& Thoughts on America's Preeminent "Formalist" Poet
It seems to me that Richard Wilbur, now in his 90s, has had the complete career. An online discussion which has just been revived (and may soon peter out) at the Tittled Jot, questions his popularity.
For the record, Richard Wilbur was kind enough to permit words of his about my Sonnets to be used in blurb form—and I am grateful for the automatic aura of creditability they lent at release time, if not catapulting sales out of the firmament. (That they remained at curb-level I attribute to the poems themselves, not to any perception of endorsement from Mr. Wilbur.)
His poetry has never soared with me, excepting this piece, which is available at various sites online and which I take the liberty of pasting here:
Museum Piece
The good grey guardians of art
Patrol the halls on spongy shoes,
Impartially protective, though
Perhaps suspicious of Toulouse.
Here dozes one against the wall,
Disposed upon a funeral chair.
A Degas dancer pirouettes
Upon the parting of his hair.
See how she spins! The grace is there,
But strain as well is plain to see.
Degas loved the two together:
Beauty joined to energy.
Edgar Degas purchased once
A fine El Greco, which he kept
Against the wall beside his bed
To hang his pants on while he slept.
—Richard Wilbur
My reading, admittedly, was never comprehensive, restricted to anthology pieces or what I chanced to come across haphazardly.
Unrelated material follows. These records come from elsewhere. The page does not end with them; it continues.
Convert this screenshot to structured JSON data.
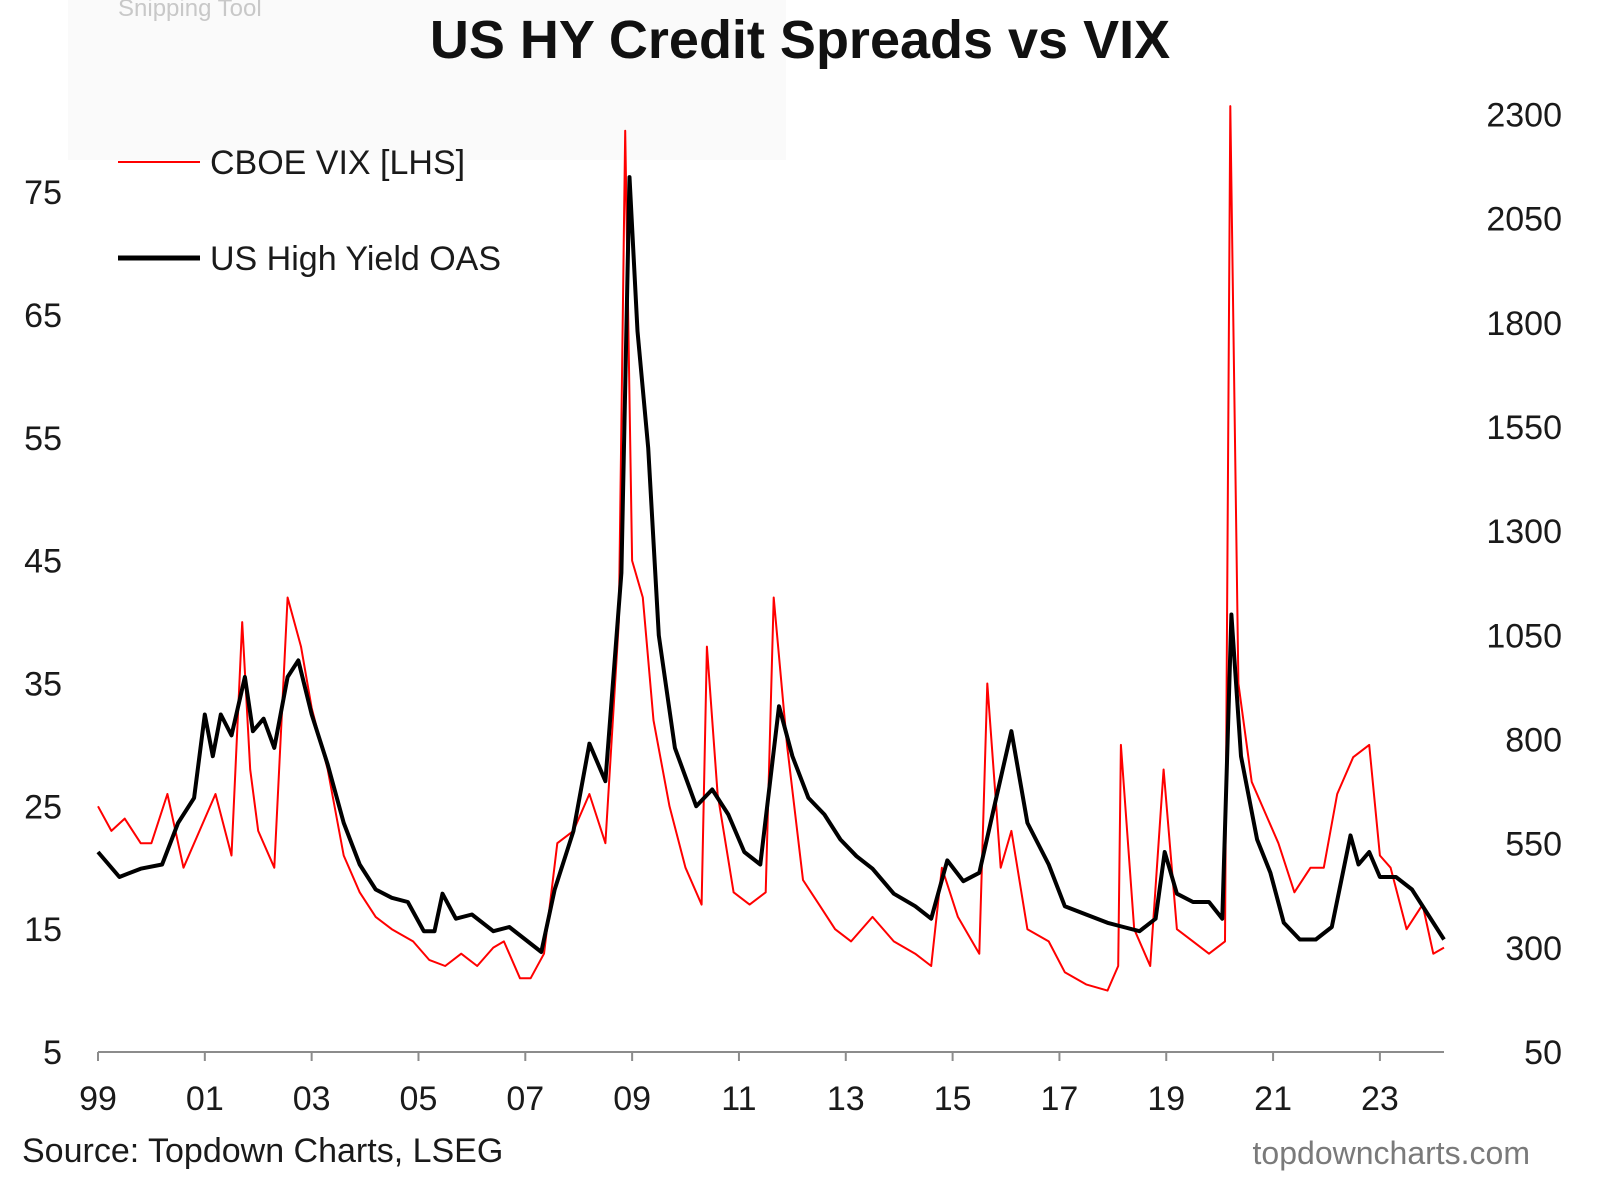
{
  "overlay": {
    "tool_label": "Snipping Tool"
  },
  "source_text": "Source: Topdown Charts, LSEG",
  "footer_text": "topdowncharts.com",
  "chart_data": {
    "type": "line",
    "title": "US HY Credit Spreads vs VIX",
    "x_tick_labels": [
      "99",
      "01",
      "03",
      "05",
      "07",
      "09",
      "11",
      "13",
      "15",
      "17",
      "19",
      "21",
      "23"
    ],
    "x_tick_years": [
      1999,
      2001,
      2003,
      2005,
      2007,
      2009,
      2011,
      2013,
      2015,
      2017,
      2019,
      2021,
      2023
    ],
    "xlim": [
      1999,
      2024.2
    ],
    "y_left": {
      "ticks": [
        5,
        15,
        25,
        35,
        45,
        55,
        65,
        75
      ],
      "lim": [
        5,
        82.5
      ]
    },
    "y_right": {
      "ticks": [
        50,
        300,
        550,
        800,
        1050,
        1300,
        1550,
        1800,
        2050,
        2300
      ],
      "lim": [
        50,
        2335
      ]
    },
    "legend_position": "top-left",
    "grid": false,
    "series": [
      {
        "name": "CBOE VIX [LHS]",
        "axis": "left",
        "color": "#ff0000",
        "points": [
          [
            1999.0,
            25
          ],
          [
            1999.25,
            23
          ],
          [
            1999.5,
            24
          ],
          [
            1999.8,
            22
          ],
          [
            2000.0,
            22
          ],
          [
            2000.3,
            26
          ],
          [
            2000.6,
            20
          ],
          [
            2000.9,
            23
          ],
          [
            2001.2,
            26
          ],
          [
            2001.5,
            21
          ],
          [
            2001.7,
            40
          ],
          [
            2001.85,
            28
          ],
          [
            2002.0,
            23
          ],
          [
            2002.3,
            20
          ],
          [
            2002.55,
            42
          ],
          [
            2002.8,
            38
          ],
          [
            2003.0,
            33
          ],
          [
            2003.3,
            28
          ],
          [
            2003.6,
            21
          ],
          [
            2003.9,
            18
          ],
          [
            2004.2,
            16
          ],
          [
            2004.5,
            15
          ],
          [
            2004.9,
            14
          ],
          [
            2005.2,
            12.5
          ],
          [
            2005.5,
            12
          ],
          [
            2005.8,
            13
          ],
          [
            2006.1,
            12
          ],
          [
            2006.4,
            13.5
          ],
          [
            2006.6,
            14
          ],
          [
            2006.9,
            11
          ],
          [
            2007.1,
            11
          ],
          [
            2007.35,
            13
          ],
          [
            2007.6,
            22
          ],
          [
            2007.9,
            23
          ],
          [
            2008.2,
            26
          ],
          [
            2008.5,
            22
          ],
          [
            2008.75,
            40
          ],
          [
            2008.87,
            80
          ],
          [
            2009.0,
            45
          ],
          [
            2009.2,
            42
          ],
          [
            2009.4,
            32
          ],
          [
            2009.7,
            25
          ],
          [
            2010.0,
            20
          ],
          [
            2010.3,
            17
          ],
          [
            2010.4,
            38
          ],
          [
            2010.6,
            26
          ],
          [
            2010.9,
            18
          ],
          [
            2011.2,
            17
          ],
          [
            2011.5,
            18
          ],
          [
            2011.65,
            42
          ],
          [
            2011.9,
            30
          ],
          [
            2012.2,
            19
          ],
          [
            2012.5,
            17
          ],
          [
            2012.8,
            15
          ],
          [
            2013.1,
            14
          ],
          [
            2013.5,
            16
          ],
          [
            2013.9,
            14
          ],
          [
            2014.3,
            13
          ],
          [
            2014.6,
            12
          ],
          [
            2014.8,
            20
          ],
          [
            2015.1,
            16
          ],
          [
            2015.5,
            13
          ],
          [
            2015.65,
            35
          ],
          [
            2015.9,
            20
          ],
          [
            2016.1,
            23
          ],
          [
            2016.4,
            15
          ],
          [
            2016.8,
            14
          ],
          [
            2017.1,
            11.5
          ],
          [
            2017.5,
            10.5
          ],
          [
            2017.9,
            10
          ],
          [
            2018.1,
            12
          ],
          [
            2018.15,
            30
          ],
          [
            2018.4,
            15
          ],
          [
            2018.7,
            12
          ],
          [
            2018.95,
            28
          ],
          [
            2019.2,
            15
          ],
          [
            2019.5,
            14
          ],
          [
            2019.8,
            13
          ],
          [
            2020.1,
            14
          ],
          [
            2020.2,
            82
          ],
          [
            2020.35,
            35
          ],
          [
            2020.6,
            27
          ],
          [
            2020.9,
            24
          ],
          [
            2021.1,
            22
          ],
          [
            2021.4,
            18
          ],
          [
            2021.7,
            20
          ],
          [
            2021.95,
            20
          ],
          [
            2022.2,
            26
          ],
          [
            2022.5,
            29
          ],
          [
            2022.8,
            30
          ],
          [
            2023.0,
            21
          ],
          [
            2023.2,
            20
          ],
          [
            2023.5,
            15
          ],
          [
            2023.8,
            17
          ],
          [
            2024.0,
            13
          ],
          [
            2024.2,
            13.5
          ]
        ]
      },
      {
        "name": "US High Yield OAS",
        "axis": "right",
        "color": "#000000",
        "points": [
          [
            1999.0,
            530
          ],
          [
            1999.4,
            470
          ],
          [
            1999.8,
            490
          ],
          [
            2000.2,
            500
          ],
          [
            2000.5,
            600
          ],
          [
            2000.8,
            660
          ],
          [
            2001.0,
            860
          ],
          [
            2001.15,
            760
          ],
          [
            2001.3,
            860
          ],
          [
            2001.5,
            810
          ],
          [
            2001.75,
            950
          ],
          [
            2001.9,
            820
          ],
          [
            2002.1,
            850
          ],
          [
            2002.3,
            780
          ],
          [
            2002.55,
            950
          ],
          [
            2002.75,
            990
          ],
          [
            2003.0,
            860
          ],
          [
            2003.3,
            740
          ],
          [
            2003.6,
            600
          ],
          [
            2003.9,
            500
          ],
          [
            2004.2,
            440
          ],
          [
            2004.5,
            420
          ],
          [
            2004.8,
            410
          ],
          [
            2005.1,
            340
          ],
          [
            2005.3,
            340
          ],
          [
            2005.45,
            430
          ],
          [
            2005.7,
            370
          ],
          [
            2006.0,
            380
          ],
          [
            2006.4,
            340
          ],
          [
            2006.7,
            350
          ],
          [
            2007.0,
            320
          ],
          [
            2007.3,
            290
          ],
          [
            2007.55,
            440
          ],
          [
            2007.9,
            580
          ],
          [
            2008.2,
            790
          ],
          [
            2008.5,
            700
          ],
          [
            2008.8,
            1200
          ],
          [
            2008.95,
            2150
          ],
          [
            2009.1,
            1780
          ],
          [
            2009.3,
            1500
          ],
          [
            2009.5,
            1050
          ],
          [
            2009.8,
            780
          ],
          [
            2010.2,
            640
          ],
          [
            2010.5,
            680
          ],
          [
            2010.8,
            620
          ],
          [
            2011.1,
            530
          ],
          [
            2011.4,
            500
          ],
          [
            2011.75,
            880
          ],
          [
            2012.0,
            760
          ],
          [
            2012.3,
            660
          ],
          [
            2012.6,
            620
          ],
          [
            2012.9,
            560
          ],
          [
            2013.2,
            520
          ],
          [
            2013.5,
            490
          ],
          [
            2013.9,
            430
          ],
          [
            2014.3,
            400
          ],
          [
            2014.6,
            370
          ],
          [
            2014.9,
            510
          ],
          [
            2015.2,
            460
          ],
          [
            2015.5,
            480
          ],
          [
            2015.8,
            650
          ],
          [
            2016.1,
            820
          ],
          [
            2016.4,
            600
          ],
          [
            2016.8,
            500
          ],
          [
            2017.1,
            400
          ],
          [
            2017.5,
            380
          ],
          [
            2017.9,
            360
          ],
          [
            2018.2,
            350
          ],
          [
            2018.5,
            340
          ],
          [
            2018.8,
            370
          ],
          [
            2018.97,
            530
          ],
          [
            2019.2,
            430
          ],
          [
            2019.5,
            410
          ],
          [
            2019.8,
            410
          ],
          [
            2020.05,
            370
          ],
          [
            2020.22,
            1100
          ],
          [
            2020.4,
            760
          ],
          [
            2020.7,
            560
          ],
          [
            2020.95,
            480
          ],
          [
            2021.2,
            360
          ],
          [
            2021.5,
            320
          ],
          [
            2021.8,
            320
          ],
          [
            2022.1,
            350
          ],
          [
            2022.45,
            570
          ],
          [
            2022.6,
            500
          ],
          [
            2022.8,
            530
          ],
          [
            2023.0,
            470
          ],
          [
            2023.3,
            470
          ],
          [
            2023.6,
            440
          ],
          [
            2023.9,
            380
          ],
          [
            2024.2,
            320
          ]
        ]
      }
    ]
  }
}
Nothing has struck me as of the caliber of "Museum Piece," but there is no reason why something else should not.
My favorite editions of Shakespeare are the old Pelicans (series editor Alfred Harbage); Wilbur has an impressive introduction to his poems. Yet I have not read much of his criticism.
When I began to write plays, I studied Moliere—or maybe I studied Moliere beforehand, and then began to write plays. As it happened, I used editions which were not Wilbur's, but when I discovered them, they seemed competent and fluent (other versifiers have done good work too), though he has gone on to do many more since then, and Wilbur translations of other French playwrights also have appeared.
What has held me back, is I want an omnibus edition—at least of the Moliere—to come out, so that I may have them all in one place. (A compendium of five was published.) I have not read them—the few that I have—carefully enough to say, "these are the best versions out there," but I have seen one or another performed and they do play well. Corneille never appealed to me; and I never tried Racine, though his work will be on the docket for me. (I have seen Phaedra acted with a Wilbur text and it played well.) Wilbur has not done a translation of Britannicus, but having only just learnt of its existence, that is a play I hope to look at soon.
Wilbur has also written a variety of books for children. I have never inspected these, but based on the online reviews they seem well-loved. He had a couple of books based on the concept of The Pig in the Spigot, that is little poems built around the kind of words-within- words that spellcheck is so good at ferreting out, but I've failed to search them out. On the other hand, several collections of Opposites seem drolly amusing.
Also extant are at least two compilations of Wilbur's critical writing. In light of Tittled Jot conversations, I've decided to pursue Wilbur's oeuvre a little more broadly. In consequence I have his essays on order from the library. My cursory survey of his available titles online indicates that Wilbur—to reiterate my first sentence—has had a poet's "complete career," the least significant portion of which may prove to have been the "serious" poetry. His accomplishments in translation, criticism, and even in writing for children, seem undeniable. Not having read much of his criticism, or any of his books for children, my assertion remains provisional. After I have seen some further essays perhaps I can give it nuance.